DUSHANBE, Tajikistan — Tajik government forces on Thursday demanded that rebel commanders lay down their arms and hand over a former warlord, a security official said.
The two sides began a second day of talks after a battle which killed 42 people.
President Emomali Rakhmon called off a military offensive after fierce fighting Tuesday in a remote mountain region next to Afghanistan.
Troops continued to patrol the streets on Thursday.
The cease-fire in the autonomous Gorno-Badakhshan region followed a campaign to capture former warlord Tolib Ayombekov.
The campaign is a show of strength by a government whose control over parts of the Central Asian state remains tenuous 15 years after a civil war.
Twelve soldiers and 30 rebels were killed in the operation to apprehend Ayombekov, who fought against Rakhmon's troops in a 1992-97 civil war before receiving a government job in the peace deal that ended the conflict.
The government has offered amnesty to all rebels except the four fighters, including Ayombekov, it accuses of killing the regional head of the State Committee on National Security, whose murder Saturday was the trigger for the military offensive.
"We are trying to persuade the fighters to lay down their arms and hand over the four suspects, including Ayombekov," a senior Tajik security official said on condition of anonymity.
"It could take a week or two. That's still better than shooting each other," he said. "Of course, they cannot continue forever. We've suffered heavy losses, but we will suffer more to end this situation if they do not agree to our conditions."
Khorog, capital of the Gorno-Badakhshan region and the nearest town to the fighting, was calm Thursday, the security source and a local resident said. Communications were cut off for a third consecutive day.
The local resident, able to communicate via satellite link, said that people had returned to work and that shops were open for a second day Thursday.
"We can buy rice, pasta, flour and butter. We are not going hungry," he said.
He said he was aware of at least two civilian deaths, one elderly man and one 18-year-old man caught in crossfire.
He said that he had attended the funeral of the younger man and that his neighbor had informed him about the elderly man.
The security service source said, "I don't know anything about civilian casualties. I have heard there may be some as a result of stray bullets."
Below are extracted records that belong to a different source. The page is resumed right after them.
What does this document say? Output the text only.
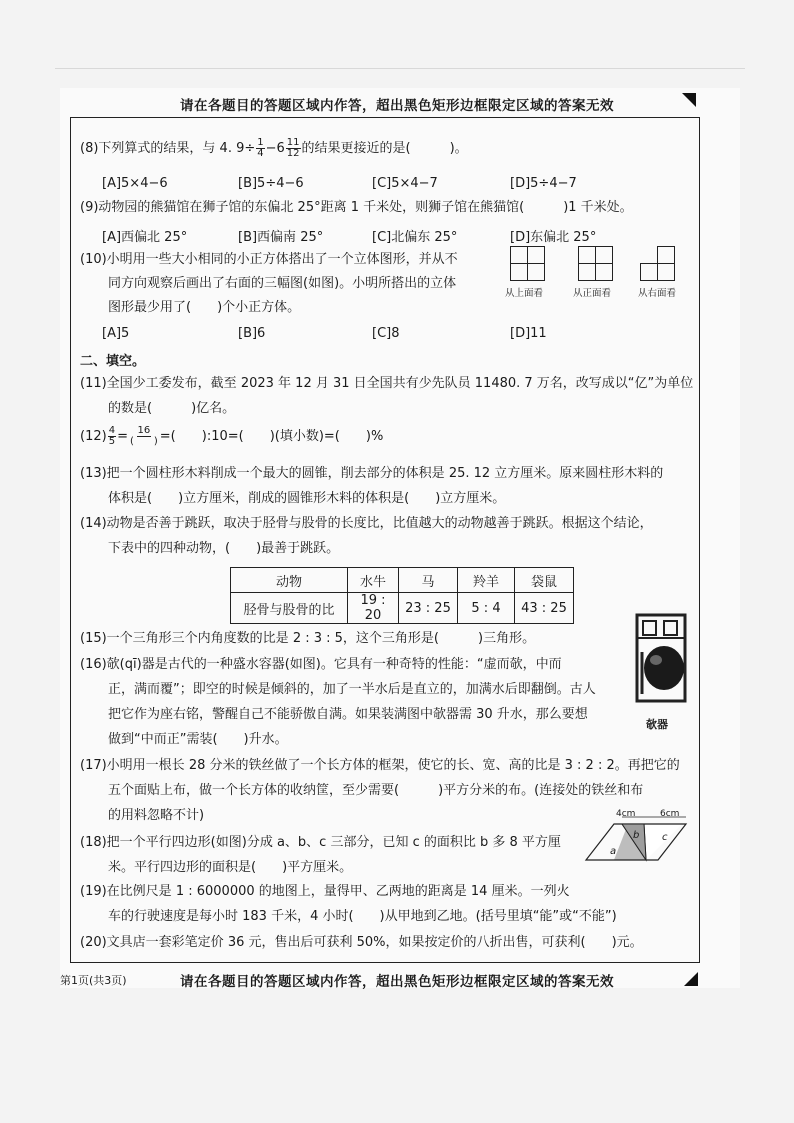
请在各题目的答题区域内作答，超出黑色矩形边框限定区域的答案无效
(8)下列算式的结果，与 4. $9\div \frac{1}{4} -6 \frac{11}{12}$ 的结果更接近的是(　　　)。
[A]5×4−6	[B]5÷4−6	[C]5×4−7	[D]5÷4−7
(9)动物园的熊猫馆在狮子馆的东偏北 25°距离 1 千米处，则狮子馆在熊猫馆(　　　)1 千米处。
[A]西偏北 25°	[B]西偏南 25°	[C]北偏东 25°	[D]东偏北 25°
(10)小明用一些大小相同的小正方体搭出了一个立体图形，并从不
同方向观察后画出了右面的三幅图(如图)。小明所搭出的立体
图形最少用了(　　)个小正方体。
[A]5	[B]6	[C]8	[D]11
从上面看	从正面看	从右面看
二、填空。
(11)全国少工委发布，截至 2023 年 12 月 31 日全国共有少先队员 11480. 7 万名，改写成以“亿”为单位
的数是(　　　)亿名。
$(12) \frac{4}{5} = \frac{16}{( )}$ =(　　):10=(　　)(填小数)=(　　)%
(13)把一个圆柱形木料削成一个最大的圆锥，削去部分的体积是 25. 12 立方厘米。原来圆柱形木料的
体积是(　　)立方厘米，削成的圆锥形木料的体积是(　　)立方厘米。
(14)动物是否善于跳跃，取决于胫骨与股骨的长度比，比值越大的动物越善于跳跃。根据这个结论，
下表中的四种动物，(　　)最善于跳跃。
动物	水牛	马	羚羊	袋鼠
胫骨与股骨的比	19 : 20	23 : 25	5 : 4	43 : 25
(15)一个三角形三个内角度数的比是 2 : 3 : 5，这个三角形是(　　　)三角形。
(16)欹(qī)器是古代的一种盛水容器(如图)。它具有一种奇特的性能：“虚而欹，中而
正，满而覆”；即空的时候是倾斜的，加了一半水后是直立的，加满水后即翻倒。古人
把它作为座右铭，警醒自己不能骄傲自满。如果装满图中欹器需 30 升水，那么要想
做到“中而正”需装(　　)升水。
欹器
(17)小明用一根长 28 分米的铁丝做了一个长方体的框架，使它的长、宽、高的比是 3 : 2 : 2。再把它的
五个面贴上布，做一个长方体的收纳筐，至少需要(　　　)平方分米的布。(连接处的铁丝和布
的用料忽略不计)
(18)把一个平行四边形(如图)分成 a、b、c 三部分，已知 c 的面积比 b 多 8 平方厘
米。平行四边形的面积是(　　)平方厘米。
4cm	6cm
a
b c
(19)在比例尺是 1 : 6000000 的地图上，量得甲、乙两地的距离是 14 厘米。一列火
车的行驶速度是每小时 183 千米，4 小时(　　)从甲地到乙地。(括号里填“能”或“不能”)
(20)文具店一套彩笔定价 36 元，售出后可获利 50%，如果按定价的八折出售，可获利(　　)元。
第1页(共3页)	请在各题目的答题区域内作答，超出黑色矩形边框限定区域的答案无效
Gorno-Badakhshan, separated from Afghanistan by the Pyandzh River, is an autonomous region where the authority of the central government is fragile. Most of the 250,000 population sided with the opposition during the civil war.
Ayombekov has denied involvement in the death of Major-General Abdullo Nazarov, head of the regional branch of the GKNB, successor to the Soviet-era KGB.
The GKNB has said his gang was involved in smuggling drugs, tobacco and precious stones.